Impact Index is a statistical system that is based on the hard black and white figures on the score-sheet page. Nothing outside of that. And it uses all that information in a holistic way. More than a complicated stats system with intimidating algorithms, Impact Index is more a new way of looking at cricket scorecards and using that information to account for match conditions, strength of opposition, crunch performances and series/tournament defining performances.

Impact Index, simply put, measures the performance of every player in every match on a scale of 0 to 5. These are objective measurements based on the unique occurrences in every match and the circumstances under which it is played. And most importantly, every performance is measured relative to the other performances in the same match.

This focus on a match-by-match examination leads to an entirely new way of looking at the game itself. While it confirms many notions (like the supremacy of Bradman and Sobers in the longer form), it also throws up many new insights (like the giant status of players like Andrew Flintoff, Jacques Kallis and Shane Watson in ODI cricket).

Most importantly, it gives a lot of cricketers their true pride-of-place that blind romanticism has often denied them (like Roger Twose being the batsman to absorb the maximum pressure in ODI cricket history). Just because a player has a dour style or does not attract media space for flamboyance, often their true worth as a cricketer to their team and to the sport in general has been overlooked. Impact Index intends to unearth each and every one of them and put each player's performance in perspective.

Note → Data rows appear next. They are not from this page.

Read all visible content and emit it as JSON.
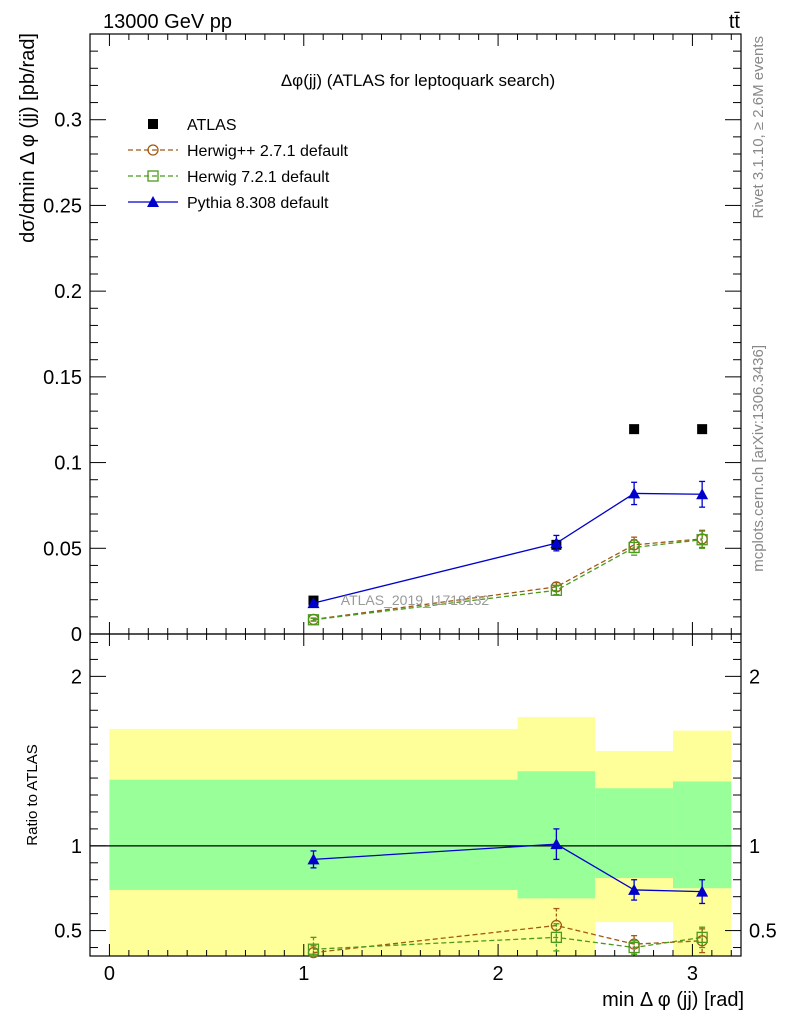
{
  "header": {
    "energy_label": "13000 GeV pp",
    "process_label": "tt̄"
  },
  "side_labels": {
    "rivet": "Rivet 3.1.10, ≥ 2.6M events",
    "mcplots": "mcplots.cern.ch [arXiv:1306.3436]"
  },
  "chart_data": [
    {
      "type": "scatter",
      "panel": "main",
      "title": "Δφ(jj) (ATLAS for leptoquark search)",
      "watermark": "ATLAS_2019_I1718132",
      "xlabel": "min Δ φ (jj) [rad]",
      "ylabel": "dσ/dmin Δ φ (jj) [pb/rad]",
      "xlim": [
        -0.1,
        3.25
      ],
      "ylim": [
        0,
        0.35
      ],
      "yticks": [
        0,
        0.05,
        0.1,
        0.15,
        0.2,
        0.25,
        0.3
      ],
      "yticklabels": [
        "0",
        "0.05",
        "0.1",
        "0.15",
        "0.2",
        "0.25",
        "0.3"
      ],
      "legend_position": "top-left",
      "x": [
        1.05,
        2.3,
        2.7,
        3.05
      ],
      "series": [
        {
          "name": "ATLAS",
          "color": "#000000",
          "marker": "filled-square",
          "line": "none",
          "values": [
            0.0195,
            0.052,
            0.1195,
            0.1195
          ],
          "errors": [
            0,
            0,
            0,
            0
          ]
        },
        {
          "name": "Herwig++ 2.7.1 default",
          "color": "#a05a14",
          "marker": "open-circle",
          "line": "dashed",
          "values": [
            0.0085,
            0.0275,
            0.052,
            0.0555
          ],
          "errors": [
            0.0008,
            0.0025,
            0.0045,
            0.005
          ]
        },
        {
          "name": "Herwig 7.2.1 default",
          "color": "#4a9a1c",
          "marker": "open-square",
          "line": "dashed",
          "values": [
            0.0083,
            0.0255,
            0.0505,
            0.055
          ],
          "errors": [
            0.0008,
            0.0025,
            0.0045,
            0.005
          ]
        },
        {
          "name": "Pythia 8.308 default",
          "color": "#0000cc",
          "marker": "filled-triangle",
          "line": "solid",
          "values": [
            0.018,
            0.053,
            0.082,
            0.0815
          ],
          "errors": [
            0.001,
            0.0045,
            0.0065,
            0.0075
          ]
        }
      ]
    },
    {
      "type": "scatter",
      "panel": "ratio",
      "xlabel": "min Δ φ (jj) [rad]",
      "ylabel": "Ratio to ATLAS",
      "xlim": [
        -0.1,
        3.25
      ],
      "ylim": [
        0.35,
        2.25
      ],
      "yticks": [
        0.5,
        1,
        2
      ],
      "yticklabels": [
        "0.5",
        "1",
        "2"
      ],
      "xticks": [
        0,
        1,
        2,
        3
      ],
      "xticklabels": [
        "0",
        "1",
        "2",
        "3"
      ],
      "reference_line": 1,
      "bands": [
        {
          "xlo": 0.0,
          "xhi": 2.1,
          "stat_lo": 0.74,
          "stat_hi": 1.39,
          "tot_lo": 0.35,
          "tot_hi": 1.69
        },
        {
          "xlo": 2.1,
          "xhi": 2.5,
          "stat_lo": 0.69,
          "stat_hi": 1.44,
          "tot_lo": 0.35,
          "tot_hi": 1.76
        },
        {
          "xlo": 2.5,
          "xhi": 2.9,
          "stat_lo": 0.81,
          "stat_hi": 1.34,
          "tot_lo": 0.55,
          "tot_hi": 1.56
        },
        {
          "xlo": 2.9,
          "xhi": 3.2,
          "stat_lo": 0.75,
          "stat_hi": 1.38,
          "tot_lo": 0.35,
          "tot_hi": 1.68
        }
      ],
      "x": [
        1.05,
        2.3,
        2.7,
        3.05
      ],
      "series": [
        {
          "name": "Herwig++ 2.7.1 default",
          "color": "#a05a14",
          "marker": "open-circle",
          "line": "dashed",
          "values": [
            0.37,
            0.53,
            0.42,
            0.44
          ],
          "errors": [
            0.04,
            0.1,
            0.05,
            0.07
          ]
        },
        {
          "name": "Herwig 7.2.1 default",
          "color": "#4a9a1c",
          "marker": "open-square",
          "line": "dashed",
          "values": [
            0.39,
            0.46,
            0.4,
            0.46
          ],
          "errors": [
            0.07,
            0.08,
            0.04,
            0.06
          ]
        },
        {
          "name": "Pythia 8.308 default",
          "color": "#0000cc",
          "marker": "filled-triangle",
          "line": "solid",
          "values": [
            0.92,
            1.01,
            0.74,
            0.73
          ],
          "errors": [
            0.05,
            0.09,
            0.06,
            0.07
          ]
        }
      ]
    }
  ]
}
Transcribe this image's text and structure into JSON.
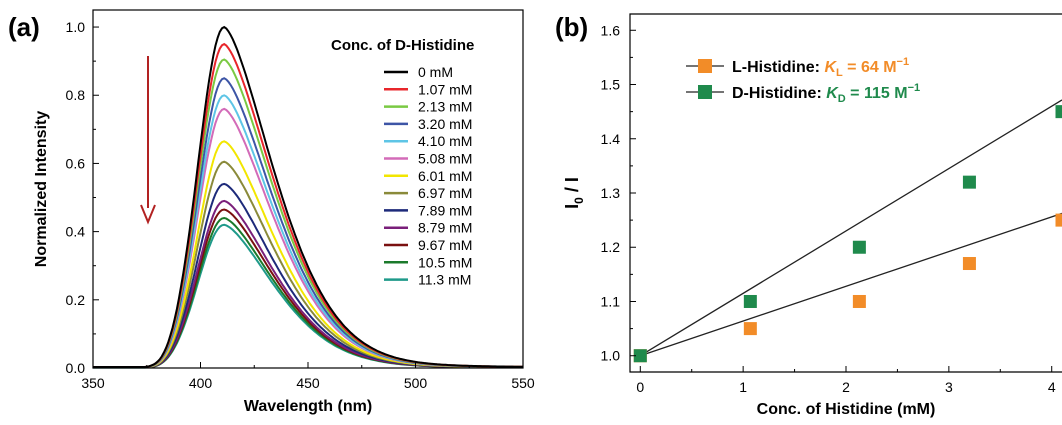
{
  "chart_data": [
    {
      "panel_label": "(a)",
      "type": "line",
      "xlabel": "Wavelength (nm)",
      "ylabel": "Normalized Intensity",
      "xlim": [
        350,
        550
      ],
      "ylim": [
        0,
        1.05
      ],
      "xticks": [
        "350",
        "400",
        "450",
        "500",
        "550"
      ],
      "yticks": [
        "0.0",
        "0.2",
        "0.4",
        "0.6",
        "0.8",
        "1.0"
      ],
      "legend_title": "Conc. of D-Histidine",
      "legend_position": "top-right",
      "series": [
        {
          "name": "0 mM",
          "peak": 1.0,
          "color": "#000000"
        },
        {
          "name": "1.07 mM",
          "peak": 0.95,
          "color": "#e8262b"
        },
        {
          "name": "2.13 mM",
          "peak": 0.905,
          "color": "#7ac943"
        },
        {
          "name": "3.20 mM",
          "peak": 0.85,
          "color": "#3d55a6"
        },
        {
          "name": "4.10 mM",
          "peak": 0.8,
          "color": "#5ec5e6"
        },
        {
          "name": "5.08 mM",
          "peak": 0.76,
          "color": "#d36bb8"
        },
        {
          "name": "6.01 mM",
          "peak": 0.665,
          "color": "#f2e600"
        },
        {
          "name": "6.97 mM",
          "peak": 0.605,
          "color": "#8a8a3a"
        },
        {
          "name": "7.89 mM",
          "peak": 0.54,
          "color": "#1d2a7a"
        },
        {
          "name": "8.79 mM",
          "peak": 0.49,
          "color": "#7a1f7a"
        },
        {
          "name": "9.67 mM",
          "peak": 0.465,
          "color": "#7a1010"
        },
        {
          "name": "10.5 mM",
          "peak": 0.44,
          "color": "#1b7a2b"
        },
        {
          "name": "11.3 mM",
          "peak": 0.42,
          "color": "#1f9a8a"
        }
      ],
      "peak_wavelength": 411,
      "arrow_color": "#b22222"
    },
    {
      "panel_label": "(b)",
      "type": "scatter",
      "xlabel": "Conc. of Histidine (mM)",
      "ylabel_main": "I",
      "ylabel_sub": "0",
      "ylabel_rest": " / I",
      "xlim": [
        -0.1,
        4.1
      ],
      "ylim": [
        0.97,
        1.63
      ],
      "xticks": [
        "0",
        "1",
        "2",
        "3",
        "4"
      ],
      "yticks": [
        "1.0",
        "1.1",
        "1.2",
        "1.3",
        "1.4",
        "1.5",
        "1.6"
      ],
      "legend_position": "top-left",
      "series": [
        {
          "label_text": "L-Histidine: ",
          "k_symbol": "K",
          "k_sub": "L",
          "k_value": " = 64 M",
          "k_exp": "−1",
          "color": "#f28c28",
          "x": [
            0,
            1.07,
            2.13,
            3.2,
            4.1
          ],
          "y": [
            1.0,
            1.05,
            1.1,
            1.17,
            1.25
          ],
          "fit_slope": 0.064
        },
        {
          "label_text": "D-Histidine: ",
          "k_symbol": "K",
          "k_sub": "D",
          "k_value": " = 115 M",
          "k_exp": "−1",
          "color": "#1f8a4c",
          "x": [
            0,
            1.07,
            2.13,
            3.2,
            4.1
          ],
          "y": [
            1.0,
            1.1,
            1.2,
            1.32,
            1.45
          ],
          "fit_slope": 0.115
        }
      ]
    }
  ]
}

Also, a lot of contemporary players are getting overlooked when it comes to cricket analysis. All-time giants like Graeme Smith and Kumar Sangakkara do not have aggregate figures that are at the top-of-the-list but their performances during crunch moments for their side (in Test cricket) are the stuff legends are made of. But those legends haven't been established yet, perhaps because there is no romanticism around them. Maybe time will bring that, but as likely, their stellar contributions will be forgotten. As has happened with players like Bob Simpson and Richie Benaud in the longer form, and Lance Klusener, Carl Hooper and Ravi Shastri in ODI cricket.

Ravi Shastri, for example, used to be booed when he came out to play for a fair part of his career - he was considered a boring, dour player. Yet, the man is amongst India's top-5 ODI players of all time - not something conventional cricket statistics will ever pick out.

The key thing is this - Impact Index does not measure talent, or ability or flair... it measures character. It measures the ability to guts it out when the team really needs it. It measures the skill with which a batsman or a bowler overcomes adverse playing conditions. How often they do it. How it affects their team's fortunes (and so, often, changes their country's cricketing history).